***
Ночью мне снилась радуга: искристо-ледяная, многослойная. Я смотрела на её красоту с замиранием сердца… и стуком зубовным. Нет, я не промокла, выползок построил шалаш, как заправский инженер. Но водяная пыль, а того пуще – туман. После грозы я глазела на радугу – в три дуги! Вяло запрягала Снежка. Копуха… не заметила, как сумерки подкрались и загустели.
Черным беззвездным вечером шарабан долго-долго плыл через поле, утопая в тумане. Снежок не желал переходить в рысь, он старенький и подслеповатый. Хорошо хоть, конюхи в имении не спали. А вот кухня дрыхла: горячей воды не нашлось даже на малую грелку, и ночь сделалось ледяной уже от осознания этой беды. Я навалила поверх одеяла ворох мешков. Увы, не согрелась.
Теперь уже утро. Я не выспалась, дрожу в глухой полудреме, жмусь в комок. Как там лысый Яков? Он промок и замерз, и башмаков нет, он ноги сбил… А вдруг его поймали? Он так буднично сказал – рабство, ритуал, эликсир. Неужели взгляд в небо стоит всех мук и разочарований?
– Барышня-а! – проблеяли поодаль, и затем протяжно вздохнули.
От слов и в особенности от вздоха я взбодрилась… Подняла было голову, но меня долбанула догадка – как камень по затылку: быть не может, ну чересчур же! Этот-то откуда взялся здесь?
– Да неужели? – я высунула нос из-под одеяла, натянутого до макушки.
Между прочим, солнца – полная комната. Тень испуганно жмется к подоконнику… это что, скоро полдень?
– Проспала, – я сокрушенно признала очевидное.
Ежась и ругая себя, причем довольно громко, я в пять минут переоделась, причесалась. С сомнением накинула вязаную кофту: жару обещали, но я-то мерзну. Значит, соврали. В прогнозах часто бывают ошибки. Хотя – не у людей Дюбо.
Едва я приоткрыла дверь, жара поперла навстречу, аж маслянистая, шкварчащая птичьим пением и гулом пчел.

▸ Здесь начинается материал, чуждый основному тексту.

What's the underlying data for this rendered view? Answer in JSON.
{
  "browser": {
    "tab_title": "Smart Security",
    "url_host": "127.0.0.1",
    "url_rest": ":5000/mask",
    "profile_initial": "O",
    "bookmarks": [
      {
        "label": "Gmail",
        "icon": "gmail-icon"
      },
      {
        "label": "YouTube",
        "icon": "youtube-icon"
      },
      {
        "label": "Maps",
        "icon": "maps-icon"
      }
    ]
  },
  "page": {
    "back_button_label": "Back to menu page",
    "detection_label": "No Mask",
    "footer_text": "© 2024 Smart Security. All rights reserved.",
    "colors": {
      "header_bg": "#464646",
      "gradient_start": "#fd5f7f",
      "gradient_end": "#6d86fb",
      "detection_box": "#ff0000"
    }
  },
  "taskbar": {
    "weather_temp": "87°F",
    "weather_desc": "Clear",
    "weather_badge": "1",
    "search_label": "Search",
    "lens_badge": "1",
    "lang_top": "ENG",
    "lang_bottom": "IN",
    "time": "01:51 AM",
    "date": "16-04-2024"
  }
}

Мне хватило ума скинуть кофту и лишь затем шагнуть через порог.
Первое, что я рассмотрела, располагалось совсем близко: туча синяка на щеке и лбу, багровое солнышко ссадины возле губы, распухшей на пол-лица. Щель глаза, подмигнувшего с вечера… и не способного поутру ослабить ухмылку.
– От кого ты не смог сбежать, боевой пианист? – поразилась я.
Пришлось потрогать, чтобы поверить: синяк по брови украшен кровоподтёками и несколькими скобками швов. Скула разбита еще основательнее. Опухшая слева губа вдвое крупнее неопухшей справа… С лица прет радужное сияние – от лиловости до зелени, желтизны и багрянца.
– Неужто воровал у Мергеля? – недоуменно ляпнула я. – Хотя… он бы пристрелил.
Яков скорбно шмыгнул носом, воображая себя деревенщиной-Яном. Бросил взгляд украдкой, оценил произведенное впечатление, замер… и отказался от образа. Выпрямился, упрятал за спину шапку-грибок.